Global Policy Forum

Sierra Leonean Disarmament

Afrol News
May 23, 2001

According to UN sources in Sierra Leone, the disarmament process, which had been hampering for one year, finally is gaining momentum. A new UN initiative to disarm combatants, following the positive peace talks, has been met with measurable success.

The UN Mission in Sierra Leone (UNAMSIL) yesterday reported that more than 1,700 combatants from the Revolutionary United Front (RUF) rebels/terrorists and the government-backed Civil Defence Force (CDF) had been disarmed in two districts of Sierra Leone - Kambia and Port Loko. In a statement issued in Freetown, the UN Mission said that 813 RUF combatants - 618 adults and 195 children - had handed over their weapons in the newly established UNAMSIL disarmament centres. Of the 915 CDF fighters to disarm, 907 were adults and 8 were children.

According to UNAMSIL, the ex-combatants turned in a range of heavy and light weapons, including an anti-aircraft battery and mortars, as well as AK-47s, AK-58s, rocket-propelled grenades and other small arms and ammunition. The weapons were immediately disabled on hand-over. UNAMSIL military spokesman Major Mohammed Yerima said, the moment the combatants disarm "we destroy the weapons right there and then."

Prior to the new UN disarmament initiative, only some 500 combatants had handed their weapons over to the National Commission for Disarmament, Demobilization and Reintegration (NCDDR). The NCDDR heads a national effort to disarm all fighting units in the country, except the army.

The change in mind came after the fairly successful talks between the RUF and the government, hosted by the UN, in Abuja (Nigeria) and Freetown (Sierra Leone). Prior to the new negotiations, RUF had seen the UN troops as a party to the conflict, siding with the government. Handing over weapons to UN forces therefore was not an option.

The RUF 3rd Brigade commander at Kambia, "Colonel Bai-Bureh," told the BBC that 700 of his men had already been disarmed, and that only 30 to 40 of his personnel were still carrying weapons. Bai-Bureh said he would like to join the restructured national army, but that he was first looking towards presidential and parliamentary elections scheduled to take place before the end of the year, according to Sierra Leone Web.

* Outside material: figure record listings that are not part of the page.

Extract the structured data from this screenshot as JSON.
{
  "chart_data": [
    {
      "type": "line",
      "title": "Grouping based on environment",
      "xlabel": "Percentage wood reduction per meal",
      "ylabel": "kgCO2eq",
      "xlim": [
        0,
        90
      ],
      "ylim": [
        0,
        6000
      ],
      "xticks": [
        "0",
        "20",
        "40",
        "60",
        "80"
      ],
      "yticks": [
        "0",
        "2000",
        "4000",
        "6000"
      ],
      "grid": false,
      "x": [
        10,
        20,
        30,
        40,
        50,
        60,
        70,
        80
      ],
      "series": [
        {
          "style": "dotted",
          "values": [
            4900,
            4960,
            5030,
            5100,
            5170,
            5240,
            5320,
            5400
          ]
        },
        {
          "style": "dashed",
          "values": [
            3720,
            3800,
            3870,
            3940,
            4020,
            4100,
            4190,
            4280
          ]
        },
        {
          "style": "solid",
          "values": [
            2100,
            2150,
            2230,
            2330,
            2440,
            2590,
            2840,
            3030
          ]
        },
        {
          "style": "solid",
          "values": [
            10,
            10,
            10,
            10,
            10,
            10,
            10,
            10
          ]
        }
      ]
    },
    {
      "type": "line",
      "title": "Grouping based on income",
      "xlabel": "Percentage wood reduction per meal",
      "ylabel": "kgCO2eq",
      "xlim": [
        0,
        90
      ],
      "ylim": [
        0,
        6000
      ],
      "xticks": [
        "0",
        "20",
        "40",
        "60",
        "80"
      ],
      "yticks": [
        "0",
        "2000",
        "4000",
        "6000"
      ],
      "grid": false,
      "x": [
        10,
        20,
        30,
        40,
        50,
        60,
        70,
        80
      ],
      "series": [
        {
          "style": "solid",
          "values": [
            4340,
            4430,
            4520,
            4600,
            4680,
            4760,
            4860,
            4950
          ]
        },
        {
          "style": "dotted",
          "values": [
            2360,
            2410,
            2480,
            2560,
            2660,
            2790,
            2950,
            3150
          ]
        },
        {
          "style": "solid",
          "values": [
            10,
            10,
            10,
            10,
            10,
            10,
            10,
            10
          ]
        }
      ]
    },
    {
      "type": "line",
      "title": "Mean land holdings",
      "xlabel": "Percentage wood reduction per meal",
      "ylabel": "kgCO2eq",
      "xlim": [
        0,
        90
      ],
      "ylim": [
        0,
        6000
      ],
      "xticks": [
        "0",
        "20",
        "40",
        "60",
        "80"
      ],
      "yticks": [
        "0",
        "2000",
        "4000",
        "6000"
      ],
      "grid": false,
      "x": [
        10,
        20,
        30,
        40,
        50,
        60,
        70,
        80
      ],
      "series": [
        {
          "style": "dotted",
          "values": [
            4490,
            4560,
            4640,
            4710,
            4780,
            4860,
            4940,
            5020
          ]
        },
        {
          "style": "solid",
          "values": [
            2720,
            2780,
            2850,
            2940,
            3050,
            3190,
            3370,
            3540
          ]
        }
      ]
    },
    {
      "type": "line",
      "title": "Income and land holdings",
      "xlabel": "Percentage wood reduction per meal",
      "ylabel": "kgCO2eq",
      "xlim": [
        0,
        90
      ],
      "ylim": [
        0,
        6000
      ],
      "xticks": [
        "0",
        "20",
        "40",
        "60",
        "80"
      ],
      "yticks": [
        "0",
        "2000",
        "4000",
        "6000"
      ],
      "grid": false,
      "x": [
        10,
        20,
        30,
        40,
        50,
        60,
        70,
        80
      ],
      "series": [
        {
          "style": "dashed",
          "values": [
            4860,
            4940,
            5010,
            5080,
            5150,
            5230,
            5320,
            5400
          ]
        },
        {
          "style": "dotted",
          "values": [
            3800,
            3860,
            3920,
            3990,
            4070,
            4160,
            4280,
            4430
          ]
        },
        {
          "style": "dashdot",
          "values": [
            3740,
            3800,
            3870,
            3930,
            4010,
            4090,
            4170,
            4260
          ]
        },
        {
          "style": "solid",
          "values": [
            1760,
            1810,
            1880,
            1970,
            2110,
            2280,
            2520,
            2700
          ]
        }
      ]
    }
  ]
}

The weapons collected are being destroyed and recycled at various locations around the country. They are cut into pieces and converted into productive tools - hoes, sickles, cutlasses, shovels, axes and other garden implements. According to UNAMSIL, these tools will immediately be distributed to former soldiers within the disarmament programme's reintegration schemes.

The numbers of weapons recovered so far however represent an insignificant percentage of the waste amount of weapons circulating in the war-torn country. Further, control over these weapons is poor, as is control over the large amount of armed groups.

Ceasefire violated

The UN Mission yesterday also reported that the CDF attacked RUF positions approximately 20 miles east of Koidu on the night of 19/20 May, in violation of the 15 May cessation of hostilities agreement. The attack was verified by the Bangladeshi UN Battalion, which maintains a permanent patrol presence at Koidu. The attack caused some 600 internally displaced persons to flee the area and move westwards towards Sefadu, UNAMSIL said.

To show its commitment to the peace process and help to resolve the situation, a joint UN-Government of Sierra Leone delegation travelled to Koidu yesterday to talk to the CDF militia, according to the UN.